SAN certificate covers exactly what you list:
✅ example.com
✅ www.example.com
✅ blog.example.com
❌ api.example.com (if not listed)In GetHTTPS, just enter all the subdomains you need.
Option 3: Separate certificate per subdomain
Each subdomain gets its own certificate.
| Pros | Cons |
|---|---|
| Maximum isolation (separate keys) | Most management overhead |
| Independent renewal schedules | One cert per subdomain to track |
| Compromise of one doesn’t affect others | More server configuration |
| Works with HTTP-01 per subdomain |
Best for: Subdomains managed by different teams, or when security isolation matters.
Comparison table
| Wildcard | SAN | Separate | |
|---|---|---|---|
| Subdomains covered | All (unlimited) | Listed ones only | One per cert |
| New subdomains | Automatic | Re-issue needed | New cert needed |
| Challenge type | DNS-01 only | HTTP-01 or DNS-01 | HTTP-01 or DNS-01 |
| Certificates to manage | 1 | 1 | N |
| Security isolation | Shared key | Shared key | Isolated keys |
| Cost (Let’s Encrypt) | Free | Free | Free |
| Best for | Dynamic subdomains | Fixed set (2-5) | Team isolation |
Common scenarios
”I have example.com and www.example.com”
→ SAN certificate (simplest). In GetHTTPS, enter both names. This is the most common setup.
”I run www, blog, api, docs, staging subdomains”
→ Wildcard (*.example.com + example.com). Covers all current and future subdomains.
”Each subdomain is a different client’s site”
→ Separate certificates. Each client manages their own. Compromise of one doesn’t affect others.
”I have example.com + example.org + subdomains”
→ SAN certificate combining domains + wildcard: example.com, *.example.com, example.org. GetHTTPS supports this.
Frequently asked questions
Does *.example.com cover example.com itself?
No. The bare domain needs to be listed separately. In GetHTTPS, add both *.example.com and example.com. Details →
Can I mix wildcard and specific domains in one certificate?

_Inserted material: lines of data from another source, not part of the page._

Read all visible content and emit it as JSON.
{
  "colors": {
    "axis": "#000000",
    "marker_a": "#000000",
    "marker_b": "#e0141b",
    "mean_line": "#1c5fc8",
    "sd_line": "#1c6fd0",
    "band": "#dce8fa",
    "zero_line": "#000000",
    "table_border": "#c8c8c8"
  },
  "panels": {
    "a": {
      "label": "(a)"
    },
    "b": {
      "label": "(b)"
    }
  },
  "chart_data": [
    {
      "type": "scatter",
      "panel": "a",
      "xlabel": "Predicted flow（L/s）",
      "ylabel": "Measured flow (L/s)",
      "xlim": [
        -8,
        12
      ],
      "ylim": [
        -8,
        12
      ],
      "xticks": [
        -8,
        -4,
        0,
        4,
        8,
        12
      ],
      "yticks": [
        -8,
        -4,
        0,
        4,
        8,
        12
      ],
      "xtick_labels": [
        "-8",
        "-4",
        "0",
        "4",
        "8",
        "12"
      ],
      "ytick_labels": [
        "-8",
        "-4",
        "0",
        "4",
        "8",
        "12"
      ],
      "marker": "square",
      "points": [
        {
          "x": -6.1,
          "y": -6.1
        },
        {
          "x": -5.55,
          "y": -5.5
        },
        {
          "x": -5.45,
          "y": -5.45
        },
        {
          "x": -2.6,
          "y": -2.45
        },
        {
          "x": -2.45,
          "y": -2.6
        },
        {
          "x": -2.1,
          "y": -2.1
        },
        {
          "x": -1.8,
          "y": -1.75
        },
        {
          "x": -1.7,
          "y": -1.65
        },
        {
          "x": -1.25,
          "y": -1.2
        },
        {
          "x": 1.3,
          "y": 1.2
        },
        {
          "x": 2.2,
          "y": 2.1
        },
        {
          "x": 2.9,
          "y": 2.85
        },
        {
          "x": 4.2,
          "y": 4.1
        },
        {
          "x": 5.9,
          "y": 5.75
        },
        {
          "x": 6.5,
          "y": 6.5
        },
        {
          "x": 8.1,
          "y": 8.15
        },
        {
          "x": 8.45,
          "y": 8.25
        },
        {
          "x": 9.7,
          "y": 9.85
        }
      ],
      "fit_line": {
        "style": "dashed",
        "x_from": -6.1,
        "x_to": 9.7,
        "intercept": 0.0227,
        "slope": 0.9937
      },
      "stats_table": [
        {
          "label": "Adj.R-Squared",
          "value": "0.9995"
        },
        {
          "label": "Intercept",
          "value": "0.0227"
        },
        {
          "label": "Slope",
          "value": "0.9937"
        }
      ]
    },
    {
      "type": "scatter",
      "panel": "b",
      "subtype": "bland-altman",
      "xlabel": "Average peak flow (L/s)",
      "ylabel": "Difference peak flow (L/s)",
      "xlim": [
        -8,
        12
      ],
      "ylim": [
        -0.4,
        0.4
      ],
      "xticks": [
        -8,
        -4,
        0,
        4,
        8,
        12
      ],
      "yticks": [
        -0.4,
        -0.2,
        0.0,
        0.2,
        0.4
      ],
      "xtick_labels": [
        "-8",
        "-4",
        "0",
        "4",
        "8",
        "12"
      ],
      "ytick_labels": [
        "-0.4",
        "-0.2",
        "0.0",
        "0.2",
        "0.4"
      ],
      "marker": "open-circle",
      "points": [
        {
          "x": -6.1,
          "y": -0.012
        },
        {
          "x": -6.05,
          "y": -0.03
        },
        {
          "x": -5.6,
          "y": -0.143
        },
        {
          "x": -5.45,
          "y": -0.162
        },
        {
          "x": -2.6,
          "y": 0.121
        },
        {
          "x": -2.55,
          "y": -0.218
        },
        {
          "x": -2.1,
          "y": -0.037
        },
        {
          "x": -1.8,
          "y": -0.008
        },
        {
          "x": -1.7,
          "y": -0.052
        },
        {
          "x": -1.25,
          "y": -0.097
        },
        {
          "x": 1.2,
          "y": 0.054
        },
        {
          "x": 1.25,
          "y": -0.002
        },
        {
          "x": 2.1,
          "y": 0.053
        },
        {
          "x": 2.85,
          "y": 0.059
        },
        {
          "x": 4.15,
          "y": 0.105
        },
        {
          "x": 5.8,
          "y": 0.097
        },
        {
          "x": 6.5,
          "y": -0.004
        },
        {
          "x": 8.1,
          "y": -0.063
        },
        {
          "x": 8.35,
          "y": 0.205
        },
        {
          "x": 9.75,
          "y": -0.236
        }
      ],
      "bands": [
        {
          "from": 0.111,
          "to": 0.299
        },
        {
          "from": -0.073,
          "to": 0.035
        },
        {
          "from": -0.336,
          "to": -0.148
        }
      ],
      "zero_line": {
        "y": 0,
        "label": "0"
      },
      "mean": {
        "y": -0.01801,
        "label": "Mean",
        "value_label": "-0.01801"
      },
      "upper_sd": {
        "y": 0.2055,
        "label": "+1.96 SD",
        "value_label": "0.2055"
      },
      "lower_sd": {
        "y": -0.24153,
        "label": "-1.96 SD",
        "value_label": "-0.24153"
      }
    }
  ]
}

Yes. A single Let’s Encrypt certificate can include *.example.com, example.com, and other.com as SAN entries. Up to 100 names per certificate.
Which option is cheapest?
All three are free with Let’s Encrypt via GetHTTPS. Some commercial CAs charge extra for wildcards ($200-500/year) and per-SAN ($10-50 each). With Let’s Encrypt, cost is never a factor.
My subdomain is on a different server. Can I use the same certificate?
Yes. Install the same fullchain.pem and privkey.pem on both servers. The certificate doesn’t know which server it’s on — it only validates the domain name.